Ruling Says No Duty To Defend Absent Suit
July 18, 2012
The U.S. District Court for the Northern District of Illinois recently held that an insurer had no duty to defend an insured with respect to an environmental claim where no lawsuit had been filed, despite the fact that the insurer accepted the defense of an environmental claim at another location that did not involve a formal lawsuit. Varlen Corp. v. National Union Fire insurance Company of Pittsburgh, PA. No. 09-CV-7915, 2012 WL 2191762 (N.D. Ill. June 13, 2012).
The insured, Varlen, was represented by Daniel G. Wills, Anthony D. Danhelka and Dane A. Bolinger of Swanson, Martin & Bell LLP. Margaret J. Orbon, Colleen A. Beverly and Emily N. Holmes of Clausen, Miller P.C. represented the insurer, National Union.
In 2006, Varlen was the target of a violation notice, investigation demand and cleanup program initiated by the Illinois Environmental Protection Agency with respect to a site in Rock Island, Ill., previously owned by Varlen and known as the Silvis site. Although Varlen participated in the cleanup program, the IEPA continued to threaten it with additional enforcement actions and formal lawsuits.
National Union issued a series of commercial general liability policies to Varlen for a relevant period of time in which the insurer agreed, among other things, to defend against any suit against the insured seeking damages for property damage. Some of the policies contained a definition of "suit" as a "civil proceeding in which damages because of ... property damage ... are alleged."
Varlen brought suit against National Union claiming that it was entitled to recover its defense costs incurred with respect to responding to the IEPA's threats and claims at the Silvis site. National Union subsequently filed a motion for summary judgment that it had no duty to defend. Among other facts of record were (a) Varlen's admission that no lawsuit was ever filed in court concerning the Silvis site and (b) National Union's acceptance of the defense of claims asserted by the Kansas Department of Health and Environment against Varlen relating to an industrial site in Kansas.
No Actual Suit
In an opinion by U.S. District Judge John W. Darrah, the court found that National Union had no defense obligation relating to the Silvis site. After finding that Illinois law controlled the dispute, Darrah relied principally on Lapham-Hickey Steel v. Protection Mut. Ins. 166 Ill. 2d 520, 655 N.E. 2d 842 (1995).
In that case, the Illinois Supreme Court construed the term "suit" - although not defined in the applicable policy involved in the case - as referring to a proceeding in a court of law. The court then applied its definition in the context of an environmental claim to find that in the absence of a formal proceeding in court, the insurer's defense obligation was not triggered.

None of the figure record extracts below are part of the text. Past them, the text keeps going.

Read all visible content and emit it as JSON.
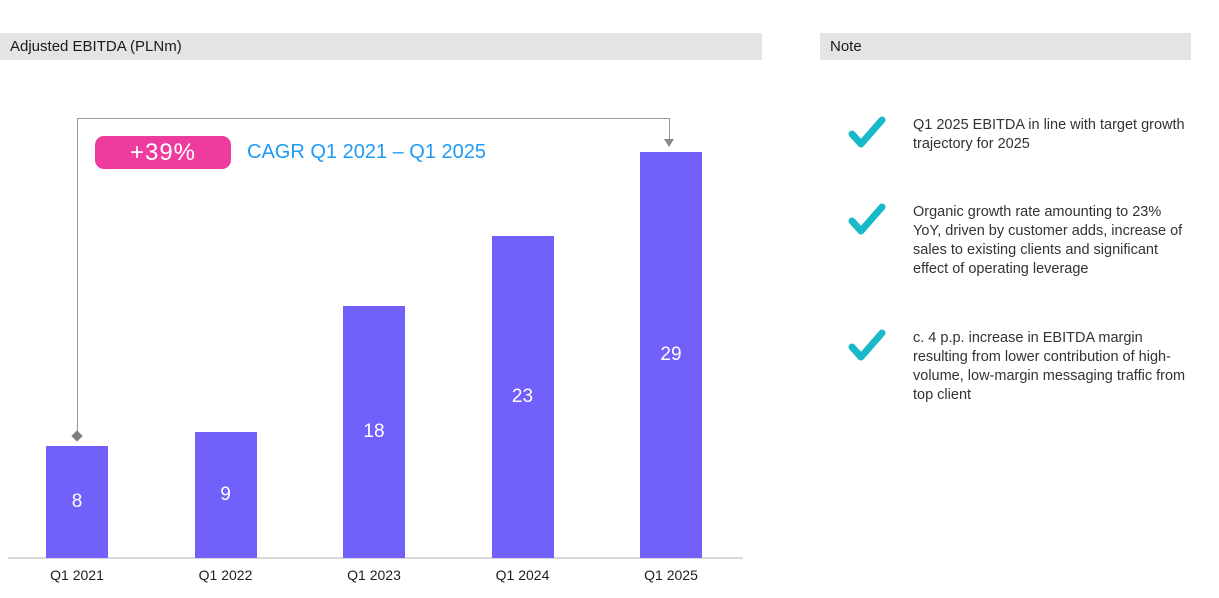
{
  "left_panel": {
    "header": "Adjusted EBITDA (PLNm)"
  },
  "right_panel": {
    "header": "Note"
  },
  "cagr": {
    "badge": "+39%",
    "label": "CAGR Q1 2021 – Q1 2025"
  },
  "chart_data": {
    "type": "bar",
    "title": "Adjusted EBITDA (PLNm)",
    "categories": [
      "Q1 2021",
      "Q1 2022",
      "Q1 2023",
      "Q1 2024",
      "Q1 2025"
    ],
    "values": [
      8,
      9,
      18,
      23,
      29
    ],
    "unit": "PLNm",
    "ylim": [
      0,
      32
    ],
    "grid": false,
    "legend": "none",
    "value_labels": "inside-center",
    "annotation": {
      "badge": "+39%",
      "label": "CAGR Q1 2021 – Q1 2025",
      "from": "Q1 2021",
      "to": "Q1 2025"
    }
  },
  "notes": [
    {
      "icon": "checkmark-icon",
      "text": "Q1 2025 EBITDA in line with target growth trajectory for 2025"
    },
    {
      "icon": "checkmark-icon",
      "text": "Organic growth rate amounting to 23% YoY, driven by customer adds, increase of sales to existing clients and significant effect of operating leverage"
    },
    {
      "icon": "checkmark-icon",
      "text": "c. 4 p.p. increase in EBITDA margin resulting from lower contribution of high-volume, low-margin messaging traffic from top client"
    }
  ],
  "colors": {
    "bar": "#7161fa",
    "bar_value_label": "#ffffff",
    "badge_bg": "#ee3c9e",
    "badge_text": "#ffffff",
    "cagr_label": "#1e9bf2",
    "check": "#18baca",
    "header_bg": "#e4e4e4",
    "bracket_line": "#9a9a9a",
    "axis_line": "#d9d9d9"
  }
}
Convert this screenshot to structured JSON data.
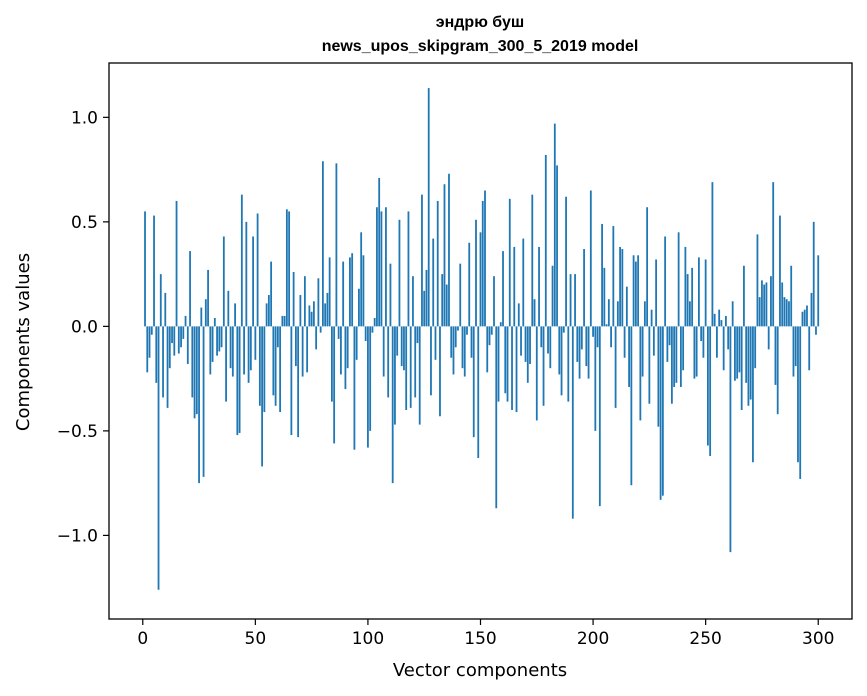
{
  "chart_data": {
    "type": "bar",
    "title": "эндрю буш",
    "subtitle": "news_upos_skipgram_300_5_2019 model",
    "xlabel": "Vector components",
    "ylabel": "Components values",
    "xlim": [
      -15,
      315
    ],
    "ylim": [
      -1.4,
      1.26
    ],
    "xticks": [
      0,
      50,
      100,
      150,
      200,
      250,
      300
    ],
    "xtick_labels": [
      "0",
      "50",
      "100",
      "150",
      "200",
      "250",
      "300"
    ],
    "yticks": [
      -1.0,
      -0.5,
      0.0,
      0.5,
      1.0
    ],
    "ytick_labels": [
      "−1.0",
      "−0.5",
      "0.0",
      "0.5",
      "1.0"
    ],
    "grid": false,
    "bar_color": "#1f77b4",
    "x": [
      1,
      2,
      3,
      4,
      5,
      6,
      7,
      8,
      9,
      10,
      11,
      12,
      13,
      14,
      15,
      16,
      17,
      18,
      19,
      20,
      21,
      22,
      23,
      24,
      25,
      26,
      27,
      28,
      29,
      30,
      31,
      32,
      33,
      34,
      35,
      36,
      37,
      38,
      39,
      40,
      41,
      42,
      43,
      44,
      45,
      46,
      47,
      48,
      49,
      50,
      51,
      52,
      53,
      54,
      55,
      56,
      57,
      58,
      59,
      60,
      61,
      62,
      63,
      64,
      65,
      66,
      67,
      68,
      69,
      70,
      71,
      72,
      73,
      74,
      75,
      76,
      77,
      78,
      79,
      80,
      81,
      82,
      83,
      84,
      85,
      86,
      87,
      88,
      89,
      90,
      91,
      92,
      93,
      94,
      95,
      96,
      97,
      98,
      99,
      100,
      101,
      102,
      103,
      104,
      105,
      106,
      107,
      108,
      109,
      110,
      111,
      112,
      113,
      114,
      115,
      116,
      117,
      118,
      119,
      120,
      121,
      122,
      123,
      124,
      125,
      126,
      127,
      128,
      129,
      130,
      131,
      132,
      133,
      134,
      135,
      136,
      137,
      138,
      139,
      140,
      141,
      142,
      143,
      144,
      145,
      146,
      147,
      148,
      149,
      150,
      151,
      152,
      153,
      154,
      155,
      156,
      157,
      158,
      159,
      160,
      161,
      162,
      163,
      164,
      165,
      166,
      167,
      168,
      169,
      170,
      171,
      172,
      173,
      174,
      175,
      176,
      177,
      178,
      179,
      180,
      181,
      182,
      183,
      184,
      185,
      186,
      187,
      188,
      189,
      190,
      191,
      192,
      193,
      194,
      195,
      196,
      197,
      198,
      199,
      200,
      201,
      202,
      203,
      204,
      205,
      206,
      207,
      208,
      209,
      210,
      211,
      212,
      213,
      214,
      215,
      216,
      217,
      218,
      219,
      220,
      221,
      222,
      223,
      224,
      225,
      226,
      227,
      228,
      229,
      230,
      231,
      232,
      233,
      234,
      235,
      236,
      237,
      238,
      239,
      240,
      241,
      242,
      243,
      244,
      245,
      246,
      247,
      248,
      249,
      250,
      251,
      252,
      253,
      254,
      255,
      256,
      257,
      258,
      259,
      260,
      261,
      262,
      263,
      264,
      265,
      266,
      267,
      268,
      269,
      270,
      271,
      272,
      273,
      274,
      275,
      276,
      277,
      278,
      279,
      280,
      281,
      282,
      283,
      284,
      285,
      286,
      287,
      288,
      289,
      290,
      291,
      292,
      293,
      294,
      295,
      296,
      297,
      298,
      299,
      300
    ],
    "values": [
      0.55,
      -0.22,
      -0.15,
      -0.04,
      0.53,
      -0.27,
      -1.26,
      0.25,
      -0.34,
      0.16,
      -0.39,
      -0.2,
      -0.08,
      -0.14,
      0.6,
      -0.13,
      -0.1,
      -0.06,
      0.05,
      -0.18,
      0.36,
      -0.34,
      -0.44,
      -0.42,
      -0.75,
      0.09,
      -0.72,
      0.13,
      0.27,
      -0.23,
      -0.17,
      0.04,
      -0.14,
      -0.12,
      -0.1,
      0.43,
      -0.36,
      0.17,
      -0.2,
      -0.24,
      0.11,
      -0.52,
      -0.51,
      0.63,
      -0.23,
      0.5,
      -0.27,
      -0.21,
      0.43,
      -0.16,
      0.54,
      -0.38,
      -0.67,
      -0.41,
      0.11,
      0.15,
      0.31,
      -0.33,
      -0.38,
      -0.1,
      -0.41,
      0.05,
      0.05,
      0.56,
      0.55,
      -0.52,
      0.26,
      -0.19,
      -0.53,
      0.15,
      -0.24,
      0.24,
      -0.22,
      0.1,
      0.07,
      0.12,
      -0.11,
      0.23,
      -0.03,
      0.79,
      0.11,
      0.16,
      0.33,
      -0.36,
      -0.56,
      0.78,
      -0.06,
      -0.23,
      0.31,
      -0.3,
      -0.2,
      0.33,
      0.35,
      -0.59,
      -0.16,
      0.18,
      0.45,
      0.34,
      -0.07,
      -0.58,
      -0.5,
      -0.03,
      0.04,
      0.57,
      0.71,
      0.55,
      -0.24,
      0.57,
      -0.34,
      0.3,
      -0.75,
      -0.47,
      -0.14,
      0.51,
      -0.19,
      -0.21,
      -0.4,
      0.55,
      -0.39,
      0.24,
      -0.34,
      -0.08,
      -0.47,
      0.63,
      0.17,
      0.27,
      1.14,
      -0.33,
      0.42,
      -0.16,
      0.6,
      -0.43,
      0.25,
      0.68,
      0.2,
      0.73,
      -0.15,
      -0.23,
      -0.1,
      -0.02,
      0.3,
      -0.2,
      -0.24,
      -0.04,
      0.4,
      -0.15,
      -0.53,
      0.51,
      -0.63,
      0.45,
      0.6,
      0.65,
      -0.22,
      -0.09,
      -0.04,
      0.24,
      -0.87,
      -0.36,
      0.02,
      0.36,
      -0.32,
      -0.36,
      0.61,
      -0.4,
      0.38,
      -0.41,
      0.11,
      -0.14,
      0.42,
      -0.17,
      -0.27,
      -0.18,
      0.63,
      0.13,
      -0.45,
      0.38,
      -0.1,
      -0.38,
      0.82,
      -0.13,
      -0.2,
      0.29,
      0.97,
      0.77,
      -0.23,
      -0.33,
      -0.03,
      0.62,
      -0.36,
      0.25,
      -0.92,
      0.25,
      -0.17,
      -0.25,
      -0.11,
      0.37,
      -0.19,
      -0.25,
      0.65,
      -0.05,
      -0.5,
      -0.1,
      -0.86,
      0.49,
      0.28,
      0.01,
      0.13,
      -0.1,
      0.48,
      -0.39,
      0.12,
      0.38,
      0.37,
      -0.15,
      0.19,
      -0.29,
      -0.76,
      0.34,
      0.31,
      0.34,
      -0.45,
      -0.24,
      0.12,
      0.57,
      -0.37,
      0.08,
      -0.14,
      0.32,
      -0.48,
      -0.83,
      -0.81,
      0.43,
      -0.17,
      -0.09,
      -0.37,
      -0.29,
      -0.27,
      0.45,
      -0.29,
      -0.21,
      0.38,
      0.25,
      0.12,
      0.28,
      -0.25,
      -0.24,
      0.33,
      -0.07,
      -0.15,
      0.32,
      -0.57,
      -0.62,
      0.69,
      0.06,
      -0.15,
      0.08,
      0.03,
      -0.21,
      0.05,
      -0.11,
      -1.08,
      0.12,
      -0.26,
      -0.25,
      -0.22,
      -0.4,
      0.29,
      -0.27,
      -0.38,
      -0.35,
      -0.65,
      -0.2,
      0.44,
      0.14,
      0.22,
      0.2,
      0.21,
      -0.11,
      0.24,
      0.69,
      -0.28,
      -0.42,
      0.53,
      0.21,
      0.14,
      0.13,
      0.12,
      0.29,
      -0.24,
      -0.19,
      -0.65,
      -0.73,
      0.07,
      0.08,
      0.1,
      -0.21,
      0.16,
      0.5,
      -0.04,
      0.34
    ]
  }
}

Varlen contended that the current dispute was governed, not by Lapham-Hickey, but by Keystone Consolidated Industries, Inc. v. Employers Insurance Company of Wausau, 456 F. 3d 758 (7th Cir. 2006), which, according to Varlen, held that a lawsuit was not necessary to trigger a duty to defend. Darrah observed, however, that Keystone involved, not the duty to defend but the duty to indemnify, i.e., the actual cleaning up of contamination and that the case, therefore, was distinguishable.
Darrah further noted a practical rationale behind the principle of Lapham-Hickey, namely, that Illinois law typically looks to the allegations of the underlying complaint to determine the existence of the duty to defend. In the absence of a formal lawsuit in a court of law, no complaint is available from which the duty to defend may be determined.
Mend The Hold
Varlen also relied on the so-called "mend the hold" doctrine, which provides that a contract party is not permitted to change its position on the meaning of a contract in the middle of litigation over the contract. Varlen contended that National Union's agreement to defend in the Kansas case invoked application of the doctrine here.
Darrah explained that the doctrine typically applies to prevent a party from changing the initial reason for not performing a contract to a completely different reason during litigation. With respect to insurers, it may bar an insurer from denying a claim on one basis and then changing the basis for denial during litigation.
Here, however, National Union asserted a defense based on the lack of a "suit" from the outset of the litigation. The manner in which National Union handled Varlen's Kansas claim, in addition, was immaterial according to Darrah. The mend the hold doctrine therefore had no application.
Accordingly, the court granted summary judgment for National Union concerning defense costs on the Silvis site.
Threats and allegations against an insured not involving a formal lawsuit will not typically trigger an insurer's duty to defend.